Ces faits s'étant ainsi passés, et les ordres sévères d'un roi cruel étant exécutés par des serviteurs encore plus cruels, notre
tour d'épreuve arriva. Les commissaires royaux, pour accomplir l'édit de leur maître, vinrent en effet à notre maison, nommée la maison de la Salutation de la Bienheureuse Vierge Marie, de
l'ordre des Chartreux, non loin de Londres.

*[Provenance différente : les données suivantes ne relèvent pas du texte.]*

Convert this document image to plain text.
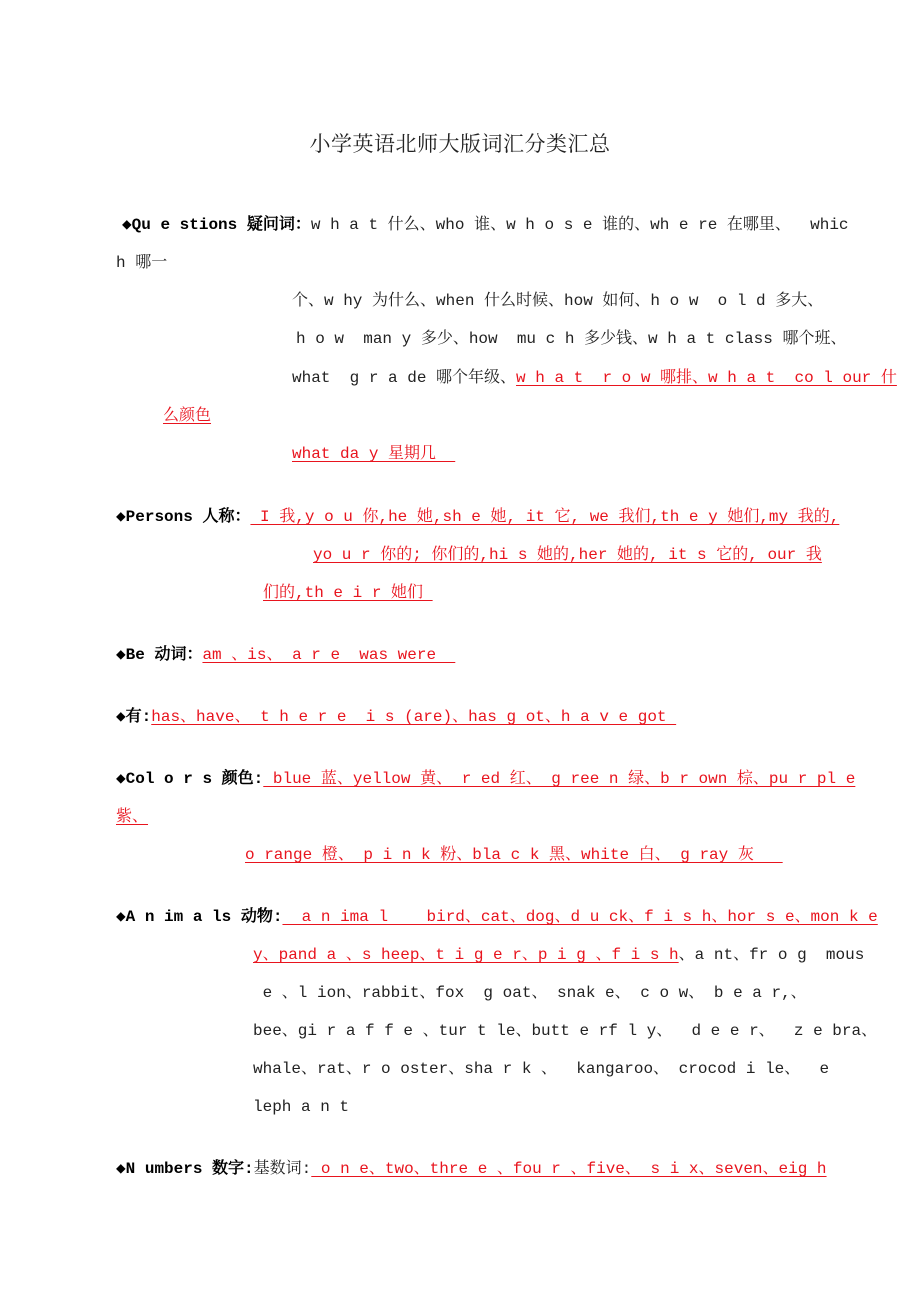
小学英语北师大版词汇分类汇总
◆Qu e stions 疑问词：w h a t 什么、who 谁、w h o s e 谁的、wh e re 在哪里、  whic
h 哪一
个、w hy 为什么、when 什么时候、how 如何、h o w  o l d 多大、
h o w  man y 多少、how  mu c h 多少钱、w h a t class 哪个班、
what  g r a de 哪个年级、w h a t  r o w 哪排、w h a t  co l our 什
么颜色
what da y 星期几
◆Persons 人称： I 我,y o u 你,he 她,sh e 她, it 它, we 我们,th e y 她们,my 我的,
yo u r 你的; 你们的,hi s 她的,her 她的, it s 它的, our 我
们的,th e i r 她们
◆Be 动词：am 、is、 a r e  was were
◆有:has、have、 t h e r e  i s (are)、has g ot、h a v e got
◆Col o r s 颜色: blue 蓝、yellow 黄、 r ed 红、 g ree n 绿、b r own 棕、pu r pl e
紫、
o range 橙、 p i n k 粉、bla c k 黑、white 白、 g ray 灰
◆A n im a ls 动物:  a n ima l    bird、cat、dog、d u ck、f i s h、hor s e、mon k e
y、pand a 、s heep、t i g e r、p i g 、f i s h、a nt、fr o g  mous
e 、l ion、rabbit、fox  g oat、 snak e、 c o w、 b e a r,、
bee、gi r a f f e 、tur t le、butt e rf l y、  d e e r、  z e bra、
whale、rat、r o oster、sha r k 、  kangaroo、 crocod i le、  e
leph a n t
◆N umbers 数字:基数词: o n e、two、thre e 、fou r 、five、 s i x、seven、eig h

Et tout d'abord ils mandèrent secrètement Jean Houghton, notre vénérable Père
et prieur de la maison, lui demandant, à lui et à tous ceux qui étaient soumis à son autorité, de reconnaître la légitimité de la répudiation de la première épouse et celle en même temps du
second mariage. A ces mots, il répondit que ni lui ni les siens ne se mêlaient des affaires du roi, et qu'ils n'avaient pas à s'occuper de la personne que le roi voulait répudier, pas plus que de
celle qu'il voulait prendre pour femme.
Mécontents de cette réponse, ils exigèrent que franchement et sans retard, le couvent convoqué, tous affirmassent par serment que
le premier mariage était illicite, légitime le second. Mais lui répondait qu'il ne comprenait pas comment un premier
mariage célébré selon les rites de l'Église et qui avait duré tant d'années pouvait être annulé. Cette réponse les mit en fureur et ils ordonnèrent de l'enfermer immédiatement dans la Tour de
Londres en même temps que le père Humfroid Middlemore, alors procureur de la maison et qui, questionné à son tour, avait fait la même réponse.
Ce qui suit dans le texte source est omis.